In 1941 the danger Germany posed to Britain was so extreme that Churchill remarked: "I have only one purpose, the destruction of Hitler, and my life is much simplified thereby." Similarly, George Kennan authored the doctrine of containment in 1946 to alert his countrymen to what he saw as a grave threat: a Soviet push into Europe, Asia, and the Mideast. In these examples the enemy was clearly defined, the threat immediate (or seen so), and lines of battle clearly drawn.

We no longer live in such a world. The collapse of the Soviet empire eliminated the great geopolitical threat to the US. We are now confronted with a complex patchwork of problems. Some are related; some are not. Some are global; some are regional. Some are serious and immediate; others are less important now but could become dangerous in the future.

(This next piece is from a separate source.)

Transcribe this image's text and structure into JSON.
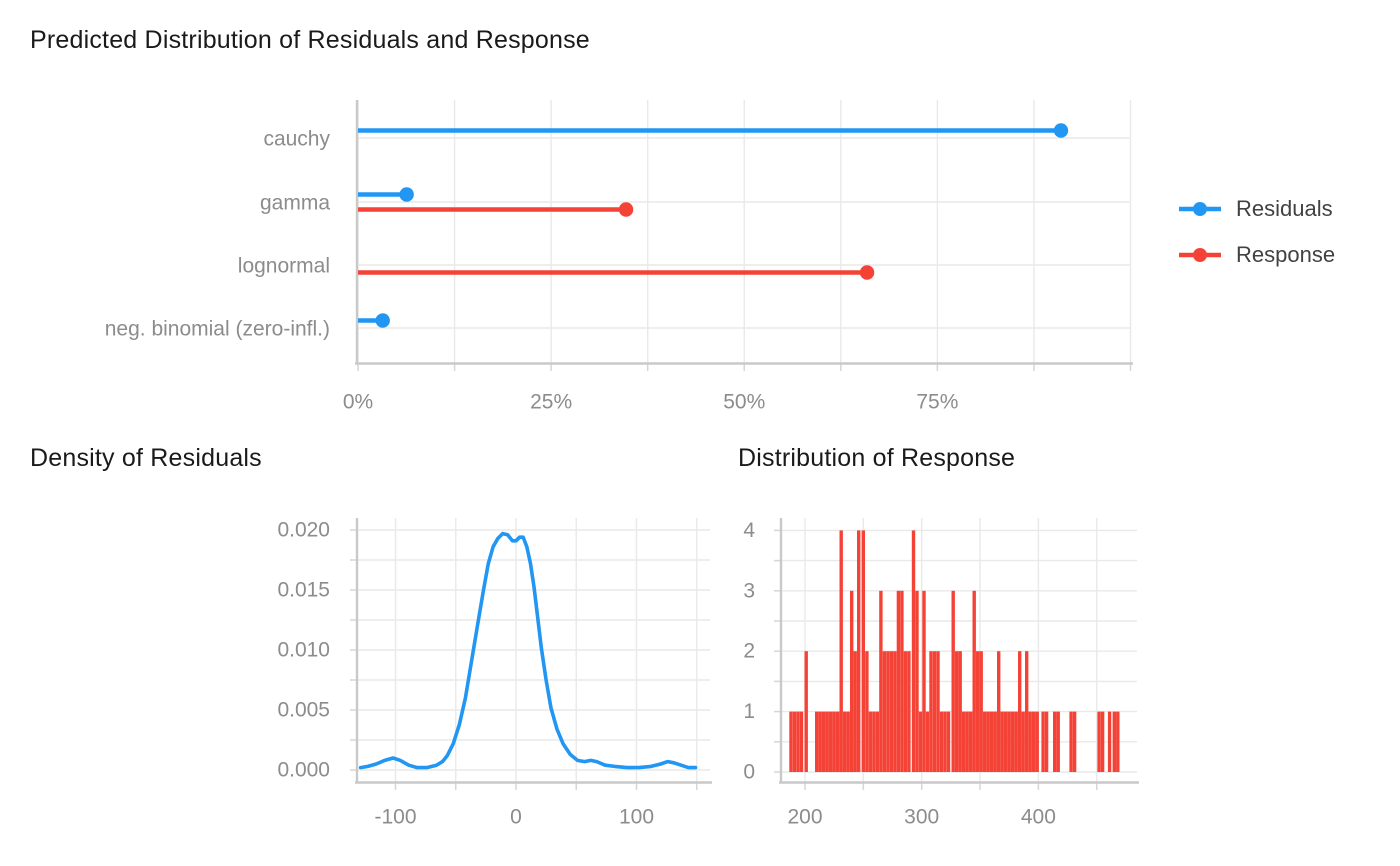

Consider the staggering diversity of a few issues on the US foreign policy agenda: preventing nuclear proliferation within the former Soviet Union, stopping Airbus subsidies in the European Community, coping with Israeli settlements on the West Bank, preventing an influx of migration under a North American Free Trade Agreement, encouraging Japan to play a larger role in Asian security, improving communication links with Cuba - not to mention involvement with South Africa, the global environment, and so o n.

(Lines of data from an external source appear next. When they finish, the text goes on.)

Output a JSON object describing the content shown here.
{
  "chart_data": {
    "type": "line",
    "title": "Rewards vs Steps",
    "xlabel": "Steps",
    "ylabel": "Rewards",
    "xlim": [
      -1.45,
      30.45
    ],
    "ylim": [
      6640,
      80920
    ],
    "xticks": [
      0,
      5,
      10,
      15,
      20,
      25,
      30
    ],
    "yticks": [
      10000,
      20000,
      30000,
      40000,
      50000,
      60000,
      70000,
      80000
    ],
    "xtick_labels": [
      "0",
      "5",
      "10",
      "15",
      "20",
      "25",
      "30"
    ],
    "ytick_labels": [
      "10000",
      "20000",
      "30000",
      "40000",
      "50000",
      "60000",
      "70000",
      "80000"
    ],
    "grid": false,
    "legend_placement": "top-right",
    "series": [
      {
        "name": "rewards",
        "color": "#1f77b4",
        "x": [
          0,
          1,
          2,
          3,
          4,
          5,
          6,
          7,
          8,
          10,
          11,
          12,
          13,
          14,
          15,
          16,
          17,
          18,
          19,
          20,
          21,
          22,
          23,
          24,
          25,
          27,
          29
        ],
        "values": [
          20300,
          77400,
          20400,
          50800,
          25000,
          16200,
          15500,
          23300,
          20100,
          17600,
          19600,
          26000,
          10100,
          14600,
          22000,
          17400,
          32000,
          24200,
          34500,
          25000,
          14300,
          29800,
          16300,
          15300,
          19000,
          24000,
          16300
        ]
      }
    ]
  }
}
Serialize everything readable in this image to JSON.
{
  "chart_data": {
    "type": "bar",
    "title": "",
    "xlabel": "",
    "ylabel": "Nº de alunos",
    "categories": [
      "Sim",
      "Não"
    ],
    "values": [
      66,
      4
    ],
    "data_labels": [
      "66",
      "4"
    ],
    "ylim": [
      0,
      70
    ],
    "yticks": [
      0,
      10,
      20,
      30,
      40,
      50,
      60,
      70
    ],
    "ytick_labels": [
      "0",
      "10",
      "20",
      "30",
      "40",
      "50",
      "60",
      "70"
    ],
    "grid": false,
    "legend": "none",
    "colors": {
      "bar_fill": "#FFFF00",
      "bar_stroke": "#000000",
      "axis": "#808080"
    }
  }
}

These are disparate problems that need to be resolved on their own terms. It is wishful to assume Bush or anyone else can articulate a vision capable of integrating these issues into a consistent, coherent strategy. The attempt to do so will end up producing either a few bland generalities of little practical significance, or an extremely detailed set of guidelines that will miss the forest for the trees. Recent efforts to draft Japan, or Islamic fundamentalism, into an adversarial role are even more mis guided.

The administration has an objective of maintaining US leadership while ensuring stability in the post-cold-war world. However this goal requires a more differentiated strategy than in simpler times. Americans must realize we no longer face one enemy, but a diverse set of problems and opportunities. No amount of intellectual gymnastics will be able to craft a grand, unifying strategy that can be reduced to a bumper sticker. Politicians and pundits would be better served if they gave up the search for such

a vision and focused on addressing the specific principles the administration has advanced for coping with particular regions and issues. Though less romantic, the result would be more relevant.